Pero claro, otra cosa es vivir en Nápoles. Tocar cada día su degradación, el caos que devora la vida civil, su falta de futuro, la lenta pérdida de la calidad en las relaciones humanas, la brutalidad latente,… Los lectores que vivan en Nápoles lo sabrán mejor que yo.

El maestro Vittorio De Sica era un enamorado de Nápoles y le dedicó varias películas para intentar atrapar su espíritu. Por ejemplo, está muy bien pillado en ‘Il giudizio universale’ (El juicio universal, 1961). Una voz anuncia el fin del mundo a las seis de la tarde y la película, de tipo coral y con un reparto espectacular, narra cómo lo afrontan los napolitanos. Cuando llega la hora, con todos reunidos en la Piazza del Plebiscito, la voz anuncia con gravedad que empieza el juicio final. En el silencio, sopla un viento desolador. En ese momento sale de la fila un vendedor de amuletos y empieza a vocear: «¡Cuernos portafortuna, cien liras!». Un señor le pide uno. «¡Eh, cien liras, no cincuenta!», protesta el vendedor, al ver que le quería timar. Eso en el día del juicio final, imagínense en un día normal.

Pero vamos a poner esta escena de ‘L’oro di Napoli’ (El oro de Nápoles, 1954), también de De Sica. Es una de esas estupendas películas por capítulos que se hacían en esos años. La ponemos como homenaje a Eduardo De Filippo, conocido como Eduardo, a secas. Es el Shakespeare napolitano. Actor, dramaturgo, filósofo popular y, por todo ello, senador vitalicio.
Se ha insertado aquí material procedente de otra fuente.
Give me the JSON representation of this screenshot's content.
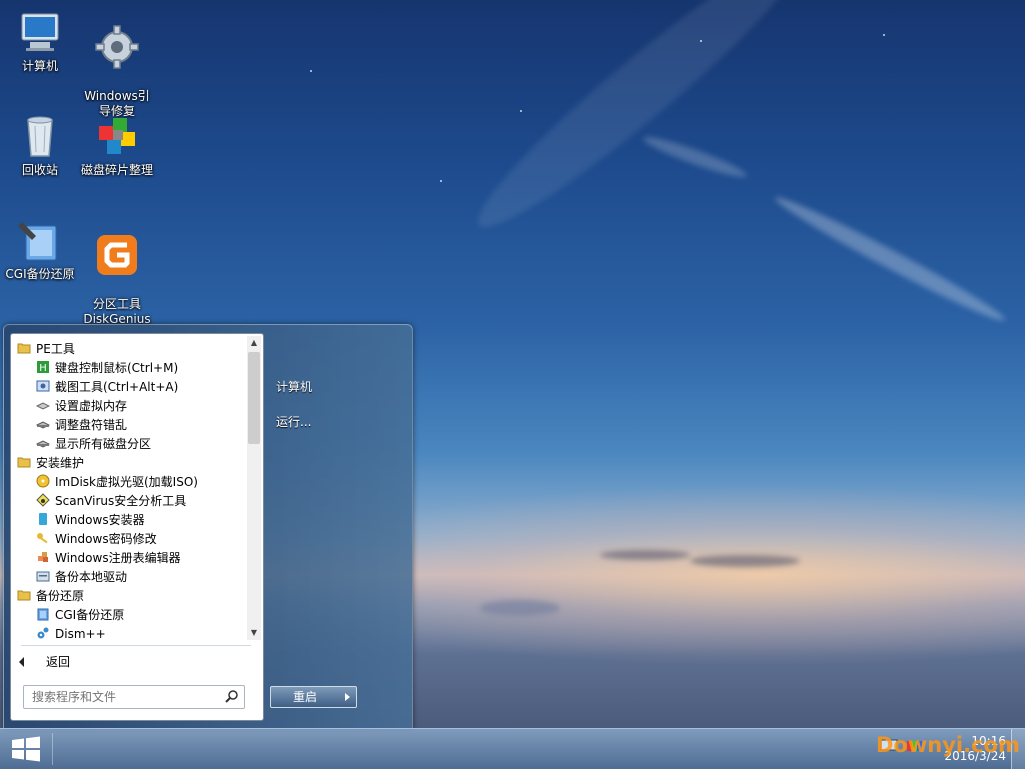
{
  "desktop": {
    "icons": [
      {
        "label": "计算机"
      },
      {
        "label": "Windows引\n导修复"
      },
      {
        "label": "回收站"
      },
      {
        "label": "磁盘碎片整理"
      },
      {
        "label": "CGI备份还原"
      },
      {
        "label": "分区工具\nDiskGenius"
      }
    ]
  },
  "start_menu": {
    "programs": [
      {
        "label": "PE工具",
        "icon": "folder-icon"
      },
      {
        "label": "键盘控制鼠标(Ctrl+M)",
        "icon": "keyboard-mouse-icon"
      },
      {
        "label": "截图工具(Ctrl+Alt+A)",
        "icon": "screenshot-icon"
      },
      {
        "label": "设置虚拟内存",
        "icon": "memory-icon"
      },
      {
        "label": "调整盘符错乱",
        "icon": "drive-icon"
      },
      {
        "label": "显示所有磁盘分区",
        "icon": "drive-icon"
      },
      {
        "label": "安装维护",
        "icon": "folder-icon"
      },
      {
        "label": "ImDisk虚拟光驱(加载ISO)",
        "icon": "disc-icon"
      },
      {
        "label": "ScanVirus安全分析工具",
        "icon": "shield-icon"
      },
      {
        "label": "Windows安装器",
        "icon": "installer-icon"
      },
      {
        "label": "Windows密码修改",
        "icon": "key-icon"
      },
      {
        "label": "Windows注册表编辑器",
        "icon": "registry-icon"
      },
      {
        "label": "备份本地驱动",
        "icon": "driver-icon"
      },
      {
        "label": "备份还原",
        "icon": "folder-icon"
      },
      {
        "label": "CGI备份还原",
        "icon": "cgi-icon"
      },
      {
        "label": "Dism++",
        "icon": "gear-icon"
      }
    ],
    "back_label": "返回",
    "search_placeholder": "搜索程序和文件",
    "right_links": [
      "计算机",
      "运行..."
    ],
    "restart_label": "重启"
  },
  "taskbar": {
    "time": "10:16",
    "date": "2016/3/24"
  },
  "watermark": "Downyi.com",
  "colors": {
    "taskbar": "#5a7aa3",
    "menu_pane": "#ffffff",
    "watermark": "#ff9614"
  }
}
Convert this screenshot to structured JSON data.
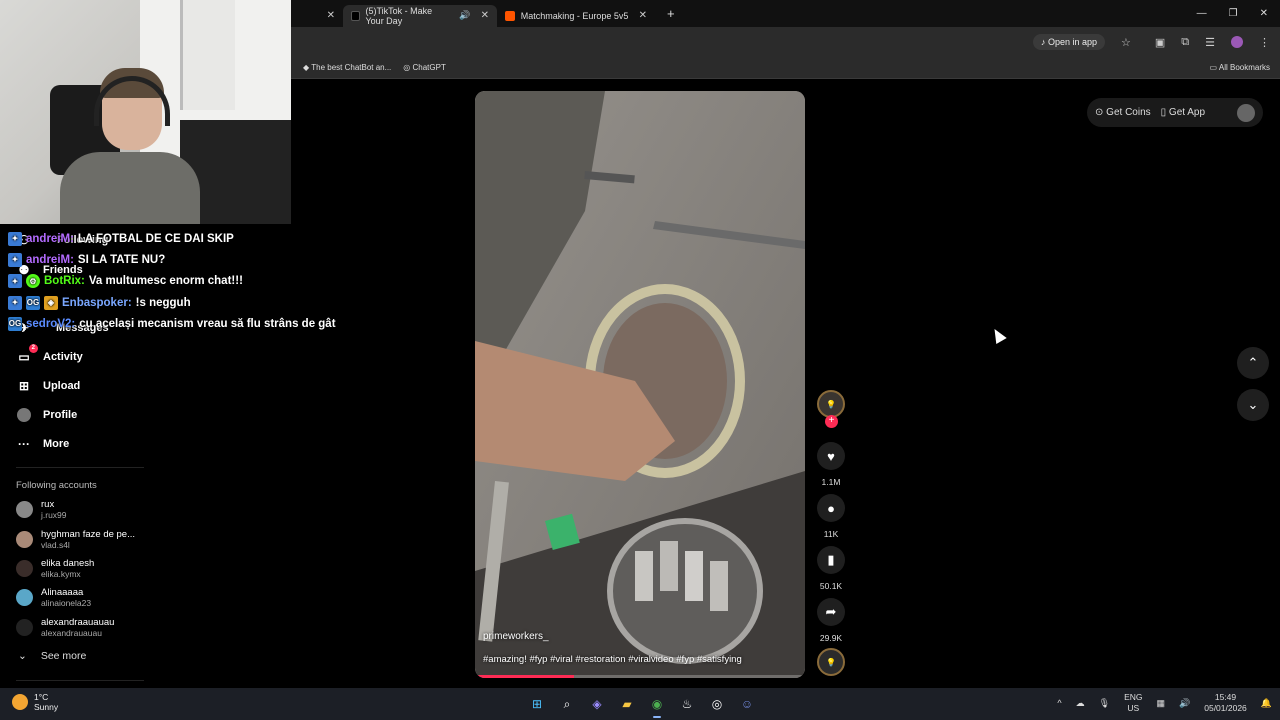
{
  "browser": {
    "tabs": [
      {
        "title": "",
        "active": false
      },
      {
        "title": "(5)TikTok - Make Your Day",
        "active": true
      },
      {
        "title": "Matchmaking - Europe 5v5 Qu",
        "active": false
      }
    ],
    "open_in_app": "Open in app",
    "bookmarks": [
      "The best ChatBot an...",
      "ChatGPT"
    ],
    "all_bookmarks": "All Bookmarks"
  },
  "chat": [
    {
      "name": "andreiM:",
      "name_color": "#b36bff",
      "text": "LA FOTBAL DE CE DAI SKIP"
    },
    {
      "name": "andreiM:",
      "name_color": "#b36bff",
      "text": "SI LA TATE NU?"
    },
    {
      "name": "BotRix:",
      "name_color": "#53fc18",
      "text": "Va multumesc enorm chat!!!"
    },
    {
      "name": "Enbaspoker:",
      "name_color": "#7aa7ff",
      "text": "!s negguh"
    },
    {
      "name": "sedroV2:",
      "name_color": "#5b8cff",
      "text": "cu același mecanism vreau să flu strâns de gât"
    }
  ],
  "sidebar": {
    "items": [
      {
        "label": "Following",
        "icon": "following-icon"
      },
      {
        "label": "Friends",
        "icon": "friends-icon"
      },
      {
        "label": "Messages",
        "icon": "messages-icon"
      },
      {
        "label": "Activity",
        "icon": "activity-icon",
        "badge": "2"
      },
      {
        "label": "Upload",
        "icon": "upload-icon"
      },
      {
        "label": "Profile",
        "icon": "profile-icon"
      },
      {
        "label": "More",
        "icon": "more-icon"
      }
    ],
    "following_title": "Following accounts",
    "accounts": [
      {
        "name": "rux",
        "handle": "j.rux99"
      },
      {
        "name": "hyghman faze de pe...",
        "handle": "vlad.s4l"
      },
      {
        "name": "elika danesh",
        "handle": "elika.kymx"
      },
      {
        "name": "Alinaaaaa",
        "handle": "alinaionela23"
      },
      {
        "name": "alexandraauauau",
        "handle": "alexandrauauau"
      }
    ],
    "see_more": "See more"
  },
  "video": {
    "author": "primeworkers_",
    "caption": "#amazing! #fyp #viral #restoration #viralvideo #fyp #satisfying",
    "progress": 0.3
  },
  "actions": {
    "likes": "1.1M",
    "comments": "11K",
    "saves": "50.1K",
    "shares": "29.9K"
  },
  "topright": {
    "get_coins": "Get Coins",
    "get_app": "Get App"
  },
  "taskbar": {
    "temp": "1°C",
    "weather": "Sunny",
    "lang_top": "ENG",
    "lang_bottom": "US",
    "time": "15:49",
    "date": "05/01/2026"
  }
}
Sinopsis: Los vecinos acuden al sabio del barrio, que tiene consulta por horas, para plantearle un problema. El aristócrata de turno -los sigue habiendo- les obliga a levantar todos los puestos, las mesas y las sillas cada vez que sale o entra con su coche de palacio. «¡Yo le quemo el palacio»!», dice uno. «No exageremos, lo mandamos al hospital de los peregrinos, le ponemos un poco de jabón en la puerta y…», apunta otro. «No basta», corta Eduardo. Los vecinos están asombrados: «¿Pero es que quiere su muerte?». Eduardo responde muy serio: «’o pernacchio» (luego se verá lo que es). Los vecinos siguen perplejos. «Sí, hijo mío, hay pernacchio y pernacchio, es más, os puede decir que el verdadero ya no existe. El actual, corriente, llamado pernacchia, es una cosa vulgar, fea. El clásico es un arte. Somos… Pasqualino, Vicenzo,… cuatro, los que lo conocemos profundamente y lo practicamos en todo Nápoles, lo que quiere decir en todo el mundo. El pernacchio puede ser de dos tipos: de cabeza y de pecho. En este caso debemos fundirlo, debe ser de cabeza y de pecho. Cerebro y pasión. El pernacchio que hagamos a este señor debe significar: «Tú eres la mierda, la mierda, la mierda, la mierda, la mierda de la humanidad». Los vecinos ya se animan más con la idea. “¿Cómo es toda la fila de nombres que tiene?», pregunta. «Duque Alfonso María de Santa Agata dei Fornari», responden. Entonces, Eduardo hace ‘o pernacchio. Admiración general. «Esto se lo hacéis dos veces al día, cuando sale y cuando entra… La mano tiene que estar suelta, con delicadeza, y los labios un poco húmedos, con la saliva, y por favor, los dedos alzados porque sino sale un ruido incomprensible que no logra su objetivo por su insuficiencia. En cambio, con un pernacchio como el que os hecho yo se puede hacer una revolución».